Ein Überlebender aus Al-Faschir mit dem Vornamen Adam sagte AFP, dass zwei seiner Söhne, 17 und 21 Jahre alt, vor seinen Augen getötet worden seien. „Sie behaupteten, sie hätten (für die Armee) gekämpft, und dann haben sie mich auf den Rücken geschlagen.“ Nach seiner Ankunft in der von der RSF kontrollierten Stadt Garni hätten dann Kämpfer der Miliz das Blut seiner Söhne auf seiner Kleidung gesehen und ihm vorgeworfen, selbst gekämpft zu haben. Nach stundenlangem Verhör hätten sie ihn gehen lassen, berichtete Adam.
Die sechsfache Mutter Zahra, die aus Al-Faschir in die benachbarte Stadt Tawila floh, sagte AFP in einem Interview per Satellitentelefon: „Ich weiß nicht, ob mein Sohn Mohammed tot oder lebendig ist.“ Vor ihrer Ankunft in Garni hätten RSF-Kämpfer sie angehalten und ihre 16 und 20 Jahre alten Söhne herausgegriffen. „Ich habe sie angefleht, dass sie sie gehen lassen sollen“, sagte Zahra, aber die Kämpfer hätten nur den 16-Jährigen wieder freigelassen.

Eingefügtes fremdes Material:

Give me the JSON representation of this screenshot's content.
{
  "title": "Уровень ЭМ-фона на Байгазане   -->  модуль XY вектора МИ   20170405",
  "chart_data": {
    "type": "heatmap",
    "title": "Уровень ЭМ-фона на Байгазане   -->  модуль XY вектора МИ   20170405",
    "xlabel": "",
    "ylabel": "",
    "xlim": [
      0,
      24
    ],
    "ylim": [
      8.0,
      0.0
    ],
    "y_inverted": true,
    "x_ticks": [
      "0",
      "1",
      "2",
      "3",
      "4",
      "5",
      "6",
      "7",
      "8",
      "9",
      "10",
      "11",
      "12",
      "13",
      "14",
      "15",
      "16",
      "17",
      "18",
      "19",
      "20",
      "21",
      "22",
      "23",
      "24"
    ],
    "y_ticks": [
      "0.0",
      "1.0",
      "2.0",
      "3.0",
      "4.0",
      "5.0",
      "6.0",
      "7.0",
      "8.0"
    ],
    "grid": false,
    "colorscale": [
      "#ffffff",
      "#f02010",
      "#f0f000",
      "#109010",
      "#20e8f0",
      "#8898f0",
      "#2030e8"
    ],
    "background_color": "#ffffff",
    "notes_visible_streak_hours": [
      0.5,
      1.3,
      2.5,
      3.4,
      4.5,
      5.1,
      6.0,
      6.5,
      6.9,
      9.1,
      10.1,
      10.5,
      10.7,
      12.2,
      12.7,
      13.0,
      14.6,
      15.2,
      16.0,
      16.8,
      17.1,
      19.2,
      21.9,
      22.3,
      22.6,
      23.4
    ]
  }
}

Am 26. Oktober hatte die mit der offiziellen sudanesischen Armee rivalisierende Miliz Rapid Support Forces (RSF) die Stadt Al-Faschir im Westen des Landes nach rund 18-monatiger Belagerung eingenommen. Einen Tag später bestätigte Sudans Militärherrscher Fattah al-Burhan den Rückzug der Armee aus der Stadt in der Region Darfur.
Nach Angaben der UNO konnten 65.000 Menschen aus Al-Faschir fliehen – zehntausende sind jedoch weiterhin in der Stadt gefangen. Vor dem Angriff der RSF zählte die Stadt rund 260.000 Einwohner.
Satellitenbilder deuteten darauf hin, dass in und um die Stadt weiterhin Massentötungen verübt werden, wie eine Forschergruppe der US-Universität Yale am Freitag mitteilte. Die Bilder gäben Anlass zur Annahme, dass ein Großteil der Bevölkerung „tot ist oder gefangen genommen wurde oder sich versteckt“.
Die Wissenschaftler identifizierten zwischen Montag und Freitag 31 Ansammlungen von menschlichen Körpern ähnelnden Objekten – in Wohngebieten, auf Universitätsgeländen und an Militärstandorten. Es gebe Hinweise, dass „die Massenmorde weitergehen“, erklärte die Forschergruppe.
Die Hilfsorganisation Ärzte ohne Grenzen (MSF) prangerte am Samstag die „schrecklichen Massengräueltaten und Morde“ an, die sowohl „willkürlich“ als auch „ethnisch motiviert“ seien.
Es seien viel weniger Menschen als erwartet aus dem von Lebensmittelknappheit betroffenen Al-Faschir ins nahegelegene Tawila geflohen, wo Ärzte ohne Grenzen tätig ist, erklärte die Organisation. „Wo sind all die Vermissten, die bereits monatelang Hunger und Gewalt in Al-Faschir überlebt haben?“ fragte der MSF-Vertreter Michel Olivier Lacharite. Die wahrscheinlichste und erschreckende Antwort sei, „dass sie getötet werden“, wenn sie zu fliehen versuchten.
Bundesaußenminister Wadephul (CDU) bezeichnete bei einer Sicherheitskonferenz in Bahrain die Lage im Sudan als „apokalyptisch“ und sprach von „der größten humanitären Krise der Welt“. Die RSF werde für ihre Handlungen zur Rechenschaft gezogen werden, sagte er.
Seine ebenfalls nach Bahrain gereiste britische Amtskollegin Yvette Cooper nannte die Berichte aus Darfur „wirklich schrecklich“ und prangerte Gräueltaten, Massenhinrichtungen, Aushungern und Vergewaltigung an. Großbritannien kündigte Finanzhilfen in Höhe von fünf Millionen Pfund (knapp sechs Millionen Euro) für den Sudan an.
Bei dem im April 2023 entbrannten Konflikt im Sudan stehen sich die Armee von Militärherrscher al-Burhan und die RSF-Miliz seines früheren Stellvertreters Mohamed Hamdan Daglo gegenüber.
Seither wurden bei den Kämpfen zehntausende Menschen getötet, rund zwölf Millionen Menschen mussten aus ihren Heimatregionen fliehen. In dem nordostafrikanischen Land herrscht nach Einschätzung der UNO die schwerste humanitäre Krise der Welt.